Keeping our relationship with God a growing one is a lot of hard work. Living a life for Christ is not a walk in the park. Just like our relationships with our friends and spouses and those we love falter and fade when we neglect them, so does our relationship with Christ.

If we do not put the time and effort into getting to know Jesus better then the relationship will not be the vibrant, victorious walk that true Christians desire. It is my true desire that my relationship with Christ be the most wonderful, fulfilling relationship that I have in my life.

This means that I need to every day make the decision to choose the things that I know are going to help that relationship. I need to get rid of all the things in my life that are making it hard for that relationship to grow.

For me, that is my phone and the time I spend on it watching shows and doing worthless things.

My desire for my relationship with Christ is simply MORE.

More of learning who he is.

More of the Holy Spirit working in my life.

More of loving what God loves.

Just MORE of Jesus.

Having more of Jesus causes something that flows through is.

THANKSGIVING.

Job in his prayer also talks about thanksgiving.

John Piper preached a sermon about Jonah’s prayer in 1982. I think I was 9 years old then. It is so relevant to my life today.

He said, “God answers prayers in order that thanksgiving will abound to his glory. People who have a spirit of thanksgiving are the best candidates for answered prayer.”

It is all for God’s glory.

Psalm 50:14-15

Offer to God a sacrifice of thanksgiving,
    and perform your vows to the Most High,
15 and call upon me in the day of trouble;
    I will deliver you, and you shall glorify me.”

Everything that God does for us or allows us to go through is all so that we will pour out our thanksgiving back to him, so he gets all the glory.

It is all about God’s glory.

John Piper also said, “God answers us in distress in order to win our undivided loyalty and fill us with thanksgiving for his mercy.”

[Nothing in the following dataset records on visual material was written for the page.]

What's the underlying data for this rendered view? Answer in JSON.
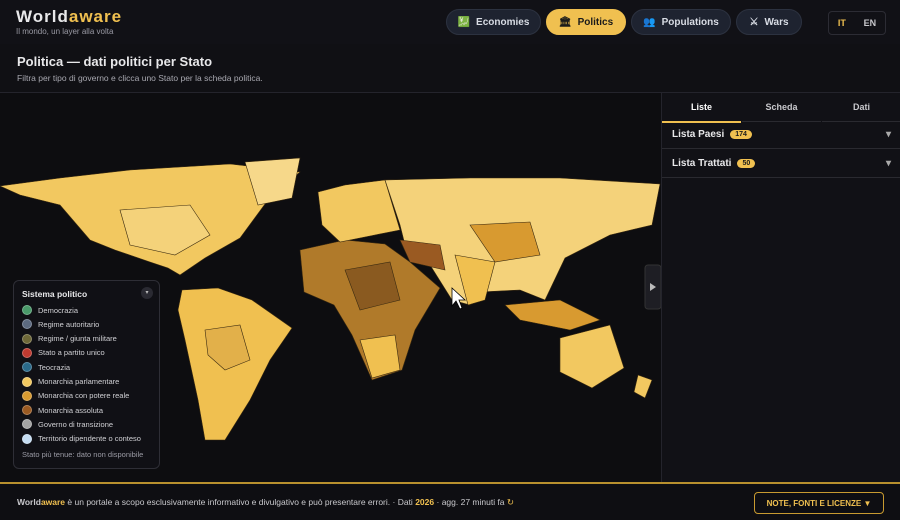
{
  "header": {
    "brand_a": "World",
    "brand_b": "aware",
    "tagline": "Il mondo, un layer alla volta"
  },
  "nav": [
    {
      "label": "Economies",
      "active": false
    },
    {
      "label": "Politics",
      "active": true
    },
    {
      "label": "Populations",
      "active": false
    },
    {
      "label": "Wars",
      "active": false
    }
  ],
  "lang": [
    "IT",
    "EN"
  ],
  "page": {
    "title": "Politica — dati politici per Stato",
    "subtitle": "Filtra per tipo di governo e clicca uno Stato per la scheda politica."
  },
  "legend": {
    "title": "Sistema politico",
    "items": [
      {
        "label": "Democrazia",
        "color": "#4a9a6a"
      },
      {
        "label": "Regime autoritario",
        "color": "#5c6a80"
      },
      {
        "label": "Regime / giunta militare",
        "color": "#6e6838"
      },
      {
        "label": "Stato a partito unico",
        "color": "#c03a30"
      },
      {
        "label": "Teocrazia",
        "color": "#2a6a8a"
      },
      {
        "label": "Monarchia parlamentare",
        "color": "#f2c860"
      },
      {
        "label": "Monarchia con potere reale",
        "color": "#d89a30"
      },
      {
        "label": "Monarchia assoluta",
        "color": "#9a5a22"
      },
      {
        "label": "Governo di transizione",
        "color": "#a4a4a4"
      },
      {
        "label": "Territorio dipendente o conteso",
        "color": "#c4dcf2"
      }
    ],
    "note": "Stato più tenue: dato non disponibile"
  },
  "panel": {
    "tabs": [
      "Liste",
      "Scheda",
      "Dati"
    ],
    "lists": [
      {
        "label": "Lista Paesi",
        "count": 174
      },
      {
        "label": "Lista Trattati",
        "count": 50
      }
    ]
  },
  "footer": {
    "brand_a": "World",
    "brand_b": "aware",
    "text": "è un portale a scopo esclusivamente informativo e divulgativo e può presentare errori.",
    "data_label": "· Dati",
    "year": 2026,
    "updated": "· agg. 27 minuti fa",
    "button": "NOTE, FONTI E LICENZE ▼"
  }
}
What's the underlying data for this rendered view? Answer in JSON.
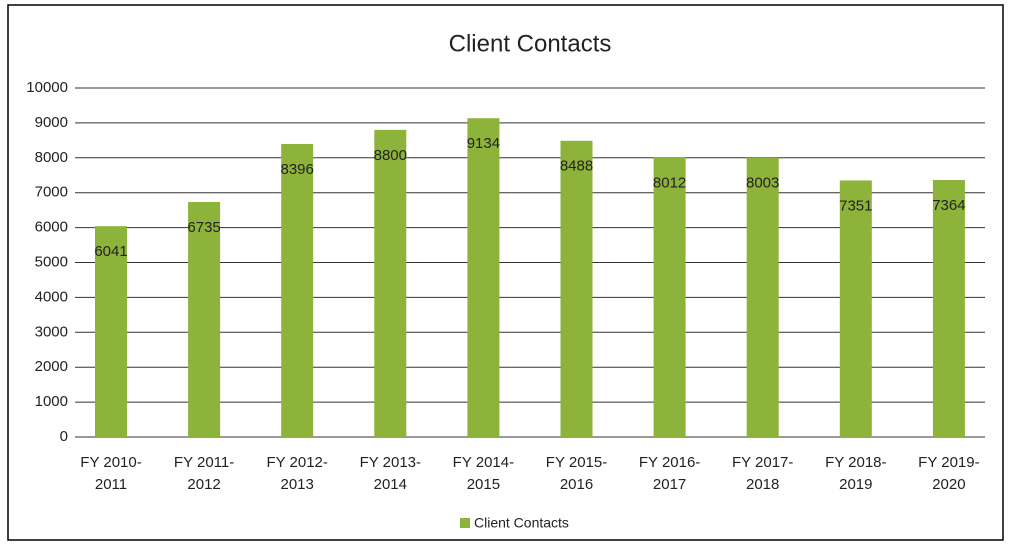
{
  "chart_data": {
    "type": "bar",
    "title": "Client Contacts",
    "categories": [
      "FY 2010-2011",
      "FY 2011-2012",
      "FY 2012-2013",
      "FY 2013-2014",
      "FY 2014-2015",
      "FY 2015-2016",
      "FY 2016-2017",
      "FY 2017-2018",
      "FY 2018-2019",
      "FY 2019-2020"
    ],
    "series": [
      {
        "name": "Client Contacts",
        "color": "#8db33a",
        "values": [
          6041,
          6735,
          8396,
          8800,
          9134,
          8488,
          8012,
          8003,
          7351,
          7364
        ]
      }
    ],
    "ylim": [
      0,
      10000
    ],
    "yticks": [
      0,
      1000,
      2000,
      3000,
      4000,
      5000,
      6000,
      7000,
      8000,
      9000,
      10000
    ],
    "grid": true,
    "legend": "bottom"
  }
}
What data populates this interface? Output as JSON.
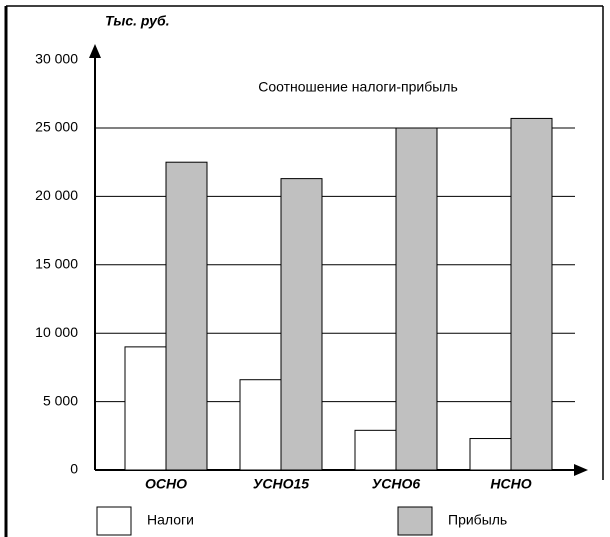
{
  "chart_data": {
    "type": "bar",
    "title": "Соотношение налоги-прибыль",
    "y_label": "Тыс. руб.",
    "categories": [
      "ОСНО",
      "УСНО15",
      "УСНО6",
      "НСНО"
    ],
    "series": [
      {
        "name": "Налоги",
        "color": "#ffffff",
        "values": [
          9000,
          6600,
          2900,
          2300
        ]
      },
      {
        "name": "Прибыль",
        "color": "#c0c0c0",
        "values": [
          22500,
          21300,
          25000,
          25700
        ]
      }
    ],
    "ylim": [
      0,
      30000
    ],
    "yticks": [
      {
        "value": 0,
        "label": "0"
      },
      {
        "value": 5000,
        "label": "5 000"
      },
      {
        "value": 10000,
        "label": "10 000"
      },
      {
        "value": 15000,
        "label": "15 000"
      },
      {
        "value": 20000,
        "label": "20 000"
      },
      {
        "value": 25000,
        "label": "25 000"
      },
      {
        "value": 30000,
        "label": "30 000"
      }
    ],
    "grid": true,
    "legend": "bottom"
  }
}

There is a shift in our thinking when we can finally realize that even the hard things that God allows us to go through is all for his glory.

We are to be as thankful for the difficult things in life as we are for the all the good things.

I am thankful for the new house that God is blessing us with, but I realize that without the loss of our sweet Asa, my family would not be where we are right now.

When we realize that the bad things we experience are designed by God to grow us and cause us to be thankful to him and bring him glory, then we can truly grow and be vessels that God can use to draw others to his side.

My story is unique and there is no one who has walked the exact road that I have up to this point in my life. My story has enfolded the way that it has so that I can point others to Christ. My story may not look the way that I dreamed of, but it was what God planned for me since the beginning of time.

I am so thankful that he chose me to be the wife of Carl and the mother to 8 children living on this earth. I am also so honored and thankful that he chose me to be the mother of our sweet Asa for the short weeks I carried him. I am thankful for the good times and the many blessings he has given me. But I am just as thankful for the hard times that have put me on my knees in prayer and caused me to cling to him.

I am thankful for it all.

As I draw closer to him and seek to know him MORE. I am amazed at his goodness and his mercy and his grace and I am overwhelmed with Him.

He is enough. Always and forever.

He does not change.

He is constant and his love for me is a promise I have.

As I reflect this month on all his many blessings, I do not want to lose that heart of thanksgiving come December 1.

My prayer is that my heart of thanksgiving will continue every day of my life.

I desire that my when I draw my final breath that my last words will be of thanksgiving to my Lord Jesus.
Daniel took this picture of me. As I was writing this post in a coffee shop he walked up to me and handed me a heart shaped candy and gave me a big hug and kiss on my cheek. I am so thankful for these little moments.